L’Europa orientale è in stato di massima allerta dopo una serie di sconfinamenti di droni russi, che hanno violato lo spazio aereo di Polonia e Romania, membri della NATO. L’episodio più recente ha spinto Bucarest a convocare l’ambasciatore russo per una “ferma protesta”, definendo l’atto “inaccettabile e irresponsabile”. L’incidente segue di pochi giorni una spettacolare intrusione di 19 droni russi nei cieli polacchi, la prima dall’inizio dell’invasione russa dell’Ucraina nel febbraio 2022.
La ministra degli Esteri estone Kaja Kallas ha parlato di una “minaccia alla sicurezza regionale”, mentre la NATO intensifica la sorveglianza dei cieli al confine orientale. Le violazioni della sovranità aerea rumena sono ricorrenti: sabato sera, un drone “Geran” ha sorvolato la Romania orientale per quasi un’ora, rilevato da due caccia F-16 rumeni, affiancati da Eurofighter tedeschi. I piloti hanno deciso di non abbattere il bersaglio per evitare rischi collaterali, dato che il velivolo non ha sorvolato aree popolate.
Dall’altra parte dell’Atlantico, l’ex presidente americano Donald Trump ha criticato le sanzioni europee, definendole “non abbastanza severe”. Trump ha ribadito che è pronto a imporre nuove misure punitive contro la Russia, ma a condizione che gli alleati della NATO smettano di acquistare petrolio russo. Un monito che arriva mentre Paesi come l’Ungheria e la Slovacchia continuano a ricevere greggio tramite l’oleodotto Druzhba, che nelle ultime settimane è stato più volte preso di mira dagli attacchi ucraini.
Mentre i droni russi testano le difese aeree europee, l’Ucraina risponde con una serie di attacchi in territorio russo.

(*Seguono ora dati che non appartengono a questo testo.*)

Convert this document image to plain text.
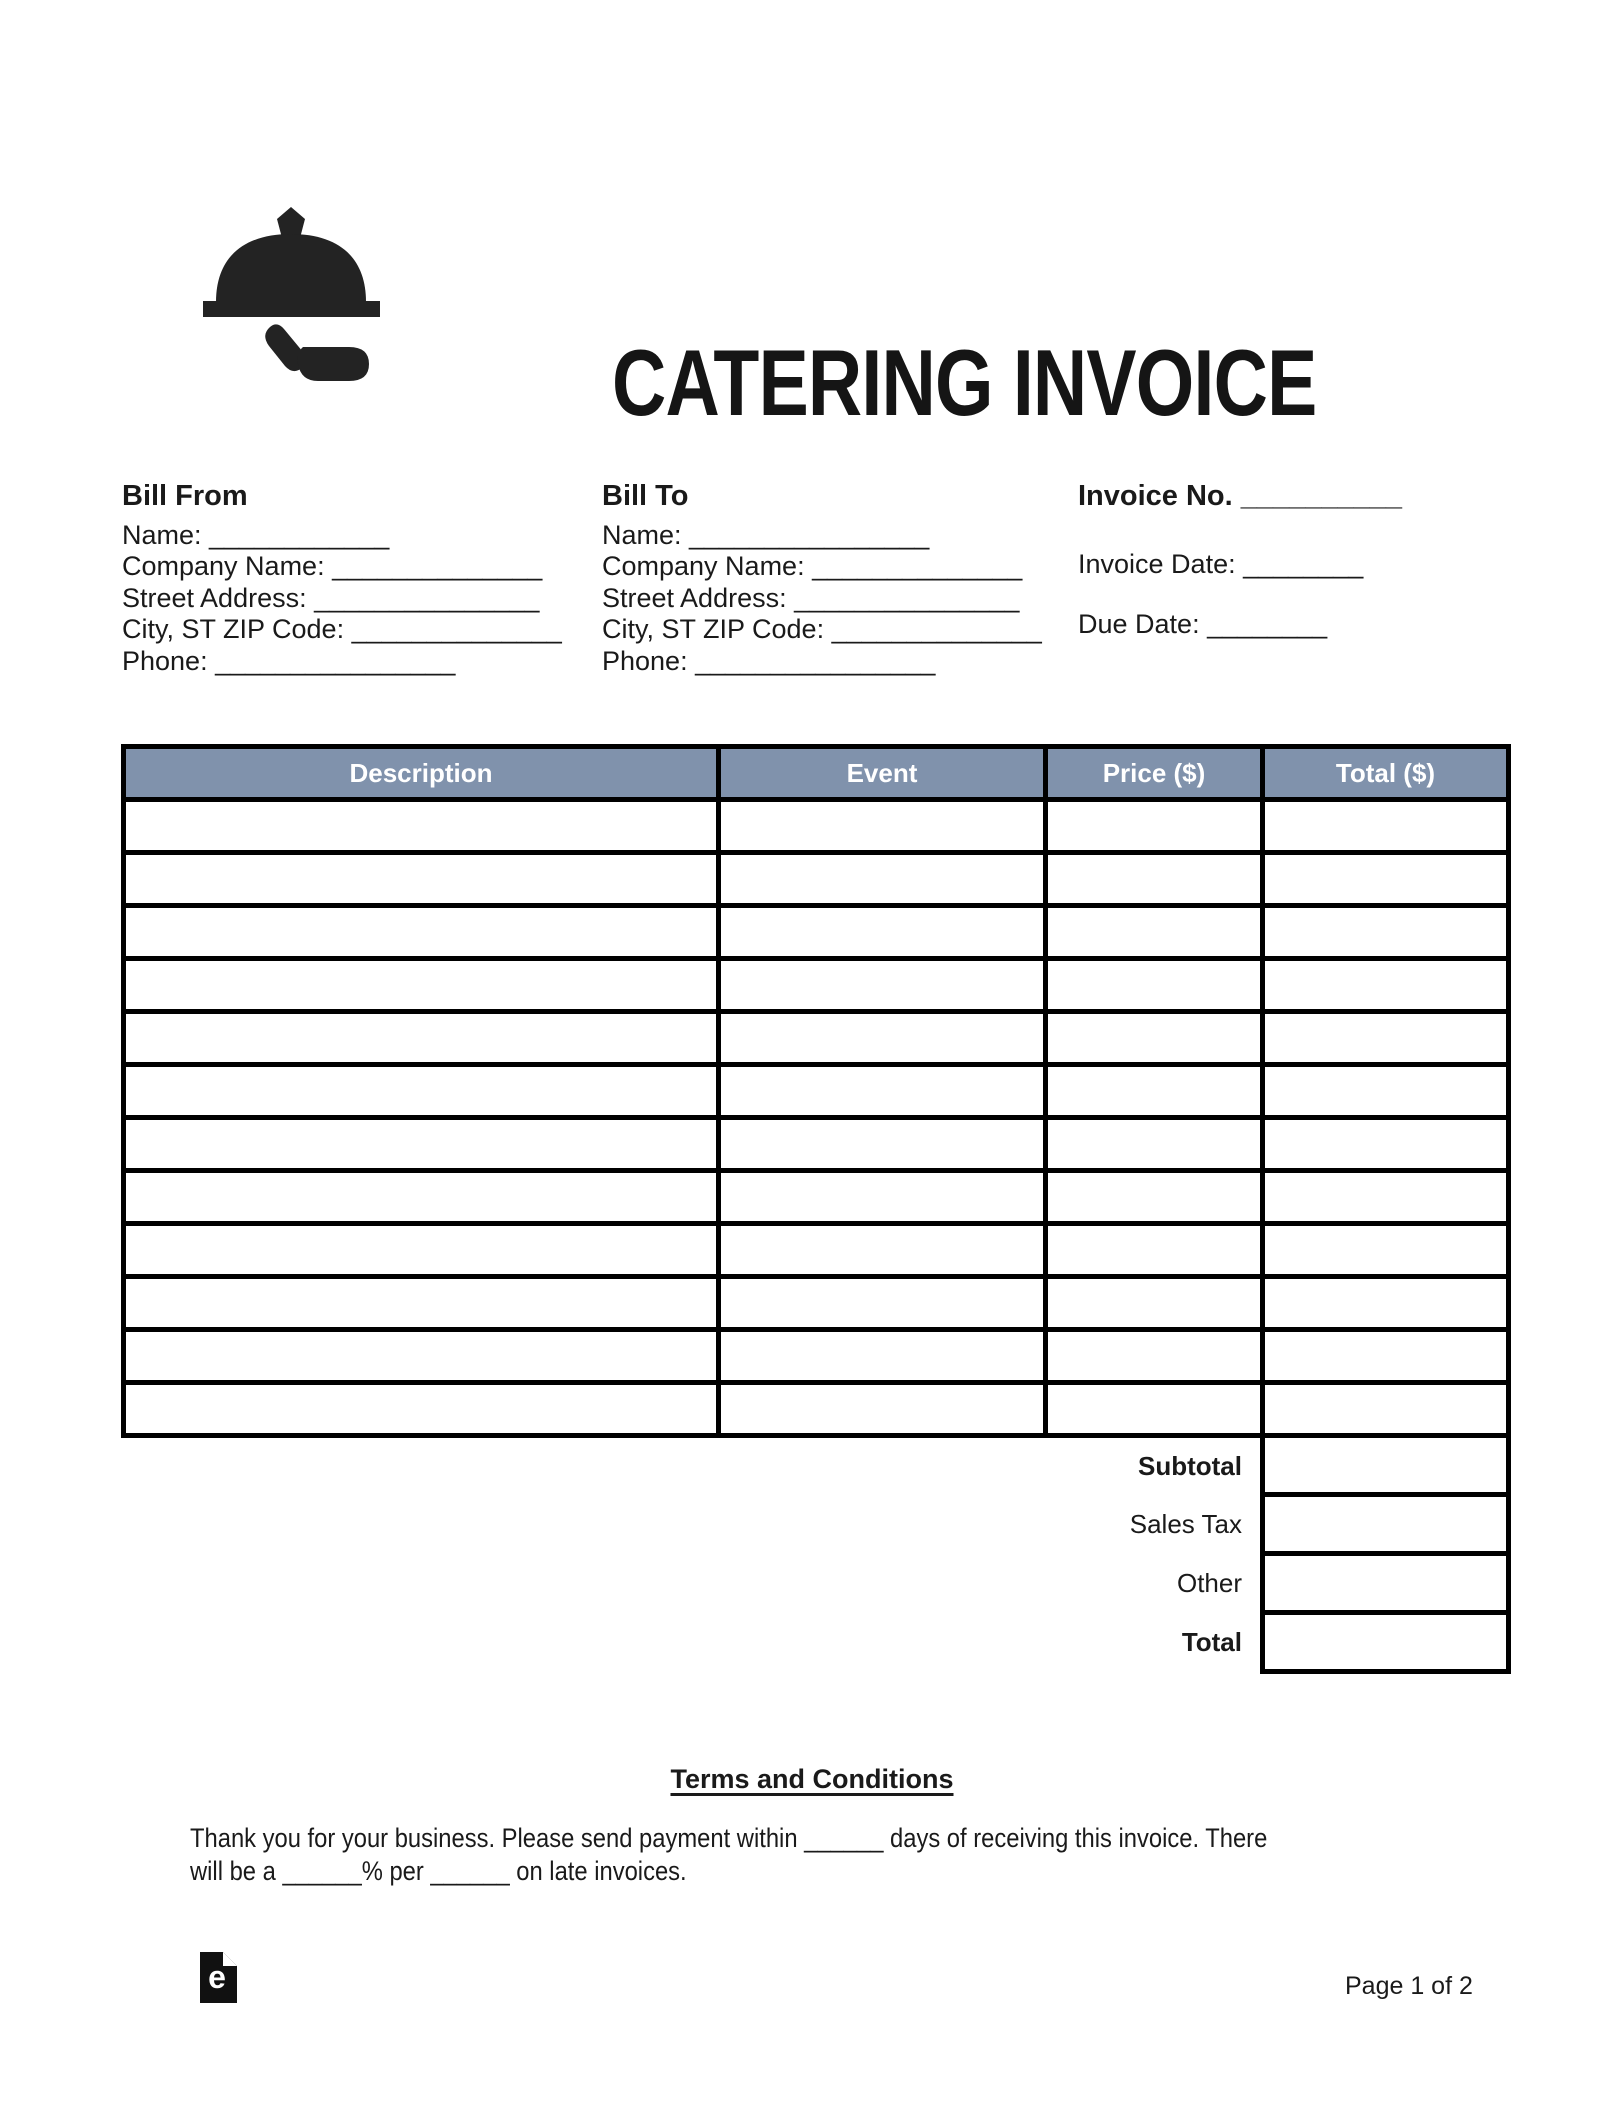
CATERING INVOICE
Bill From
Name: ____________
Company Name: ______________
Street Address: _______________
City, ST ZIP Code: ______________
Phone: ________________
Bill To
Name: ________________
Company Name: ______________
Street Address: _______________
City, ST ZIP Code: ______________
Phone: ________________
Invoice No. __________
Invoice Date: ________
Due Date: ________
Description	Event	Price ($)	Total ($)

Subtotal			
Sales Tax			
Other			
Total			
Terms and Conditions
Thank you for your business. Please send payment within ______ days of receiving this invoice. There
will be a ______% per ______ on late invoices.
e	Page 1 of 2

Le forze di Kiev hanno colpito una delle più grandi raffinerie di petrolio russe a Kirishi, un impianto chimico a Perm, un centro di comunicazioni a Sebastopoli e una ferrovia nella regione di Orël-Kursk.

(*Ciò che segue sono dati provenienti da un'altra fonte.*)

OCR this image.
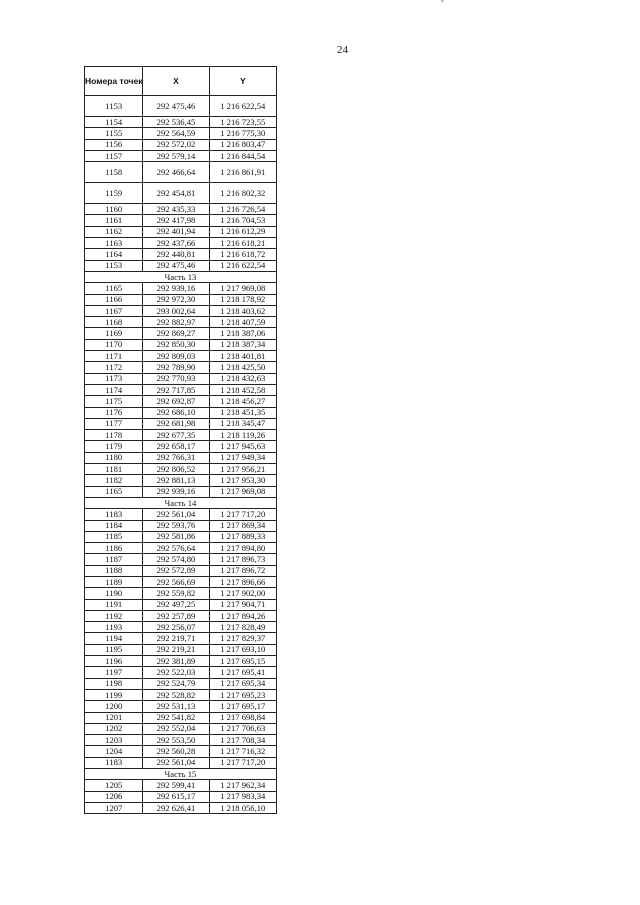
ˇ
24
Номера точек	X	Y
1153	292 475,46	1 216 622,54
1154	292 536,45	1 216 723,55
1155	292 564,59	1 216 775,30
1156	292 572,02	1 216 803,47
1157	292 579,14	1 216 844,54
1158	292 466,64	1 216 861,91
1159	292 454,81	1 216 802,32
1160	292 435,33	1 216 726,54
1161	292 417,98	1 216 704,53
1162	292 401,94	1 216 612,29
1163	292 437,66	1 216 618,21
1164	292 440,81	1 216 618,72
1153	292 475,46	1 216 622,54
Часть 13		
1165	292 939,16	1 217 969,08
1166	292 972,30	1 218 178,92
1167	293 002,64	1 218 403,62
1168	292 882,97	1 218 407,59
1169	292 869,27	1 218 387,06
1170	292 850,30	1 218 387,34
1171	292 809,03	1 218 401,81
1172	292 789,90	1 218 425,50
1173	292 770,93	1 218 432,63
1174	292 717,85	1 218 452,58
1175	292 692,87	1 218 456,27
1176	292 686,10	1 218 451,35
1177	292 681,98	1 218 345,47
1178	292 677,35	1 218 119,26
1179	292 658,17	1 217 945,63
1180	292 766,31	1 217 949,34
1181	292 806,52	1 217 956,21
1182	292 881,13	1 217 953,30
1165	292 939,16	1 217 969,08
Часть 14		
1183	292 561,04	1 217 717,20
1184	292 593,76	1 217 869,34
1185	292 581,86	1 217 889,33
1186	292 576,64	1 217 894,80
1187	292 574,80	1 217 896,73
1188	292 572,89	1 217 896,72
1189	292 566,69	1 217 896,66
1190	292 559,82	1 217 902,00
1191	292 497,25	1 217 904,71
1192	292 257,89	1 217 894,26
1193	292 256,07	1 217 828,49
1194	292 219,71	1 217 829,37
1195	292 219,21	1 217 693,10
1196	292 381,89	1 217 695,15
1197	292 522,03	1 217 695,41
1198	292 524,79	1 217 695,34
1199	292 528,82	1 217 695,23
1200	292 531,13	1 217 695,17
1201	292 541,82	1 217 698,84
1202	292 552,04	1 217 706,63
1203	292 553,50	1 217 708,34
1204	292 560,28	1 217 716,32
1183	292 561,04	1 217 717,20
Часть 15		
1205	292 599,41	1 217 962,34
1206	292 615,17	1 217 983,34
1207	292 626,41	1 218 056,10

Il presidente ucraino Volodymyr Zelensky ha commentato gli sconfinamenti definendoli una “prova” che l’esercito russo sta conducendo contro la NATO, sottolineando che i russi “stanno studiando modi per portare la guerra in Polonia e negli Stati baltici”. Zelensky ha poi aggiunto che, sebbene la NATO disponga di missili Patriot e aerei da combattimento, l’Ucraina ha sviluppato soluzioni meno costose ma più efficaci contro i droni russi.